We have listened as Jesus unmasked hardness of heart and the deep meaning of porneía.

Now we come to the cure—and to the glory.

Paul writes in Ephesians 5, “For this reason a man shall leave his father and mother and hold fast to his wife, and the two shall become one flesh.”

Sound familiar?

He is quoting Genesis, just like Jesus did.

But then he adds something breathtaking:

“This mystery is profound, and I am saying that it refers to Christ and the church.”

Marriage is not only ancient.

It is prophetic.

It is gospel-shaped.

It is a living parable of Christ and His bride.

Husbands, Paul says, love your wives as Christ loved the church and gave Himself up for her.

That is not casual affection.

That is Calvary love.

Sacrificial, covenant-keeping, blood-bought love.

Wives, Paul says, respect your husbands.

Not servitude.

Not silence.

But an honoring partnership that mirrors the church’s trust in Christ.

Do you see what Paul is doing?

He is lifting marriage out of the courtroom and into the cosmos.

He is saying that every Christian marriage is meant to be a window through which the world can glimpse the gospel.

That is why the hardness of heart we spoke of is not just a personal tragedy.

It is a spiritual counter-witness.

It hides the very love God wants the world to see.

But here is the good news:

the same Jesus who calls us back to the beginning is the Jesus who gives us a new heart.

Ezekiel 36:26 is His promise: “I will give you a new heart, and a new spirit I will put within you. I will remove the heart of stone from your flesh and give you a heart of flesh.”

Only God can do that.

No counseling technique, no legal code, no willpower alone can change a stony heart into a heart of flesh.

But God can.

That means no marriage is beyond hope.

No betrayal is beyond forgiveness.

No bitterness is too deep for grace.

Where the Spirit of Christ rules, new life can break in.

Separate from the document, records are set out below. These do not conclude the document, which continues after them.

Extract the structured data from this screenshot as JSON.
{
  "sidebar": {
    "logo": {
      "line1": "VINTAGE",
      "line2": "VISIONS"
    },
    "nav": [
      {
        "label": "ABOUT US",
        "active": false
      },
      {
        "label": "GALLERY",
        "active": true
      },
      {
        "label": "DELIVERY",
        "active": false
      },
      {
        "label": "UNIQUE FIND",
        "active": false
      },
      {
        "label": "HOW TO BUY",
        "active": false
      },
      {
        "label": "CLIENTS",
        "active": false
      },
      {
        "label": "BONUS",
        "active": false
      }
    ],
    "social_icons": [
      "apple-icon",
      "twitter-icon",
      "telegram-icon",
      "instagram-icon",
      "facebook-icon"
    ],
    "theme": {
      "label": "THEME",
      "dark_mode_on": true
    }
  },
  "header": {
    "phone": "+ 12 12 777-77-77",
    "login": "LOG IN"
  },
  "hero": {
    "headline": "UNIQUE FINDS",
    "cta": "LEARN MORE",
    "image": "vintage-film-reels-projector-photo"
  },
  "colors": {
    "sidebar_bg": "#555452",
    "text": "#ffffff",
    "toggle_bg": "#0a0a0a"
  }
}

The same power that raised Jesus from the dead can resurrect a covenant that seems buried.

And this is not only for husbands and wives.

It is for every heart in the room.

Because marriage is the picture, but Christ is the reality.

He is the Bridegroom who laid down His life for a faithless bride.

He is the Lord who still says, “Return to Me, for I am married to you” (Jer. 3:14).

The call to repent and believe is the call to every soul, married or single, young or old.

So as we bring this message to its close, hear the full sweep:

From the beginning it was not so—God made marriage for covenant companionship, for image-bearing, for fruitfulness, for lifelong one-flesh union.

Culture may shift, but covenant stands.

Hard hearts may rebel, but God gives new hearts.

Porneía may betray, but grace can restore.

And every faithful marriage becomes a living testimony of the love of Christ for His church.

That is why this subject is not merely private.

It is not a footnote to Christian life.

It is central to the witness of the gospel.

A world that is cynical about love needs to see husbands and wives keeping covenant.

It needs to see believers who forgive as they have been forgiven.

It needs to see in human marriage a sign of the unbreakable love of God.

So here is the call, the one call that stands over the whole message:

Repent where hearts have hardened.

Believe that Christ can make all things new.

Receive the heart of flesh He promises.

Live your marriage—and your single life, your friendships, your church life—as a covenant that displays His faithfulness.

What God has joined together, let not man separate.

What sin has hardened, let Christ make new.

What the world treats as a contract, let the church honor as covenant.

This is the cause for marriage.

This is covenant before culture.

This is the gospel lived out in flesh and blood, until the day when the Bridegroom Himself returns and the marriage supper of the Lamb begins.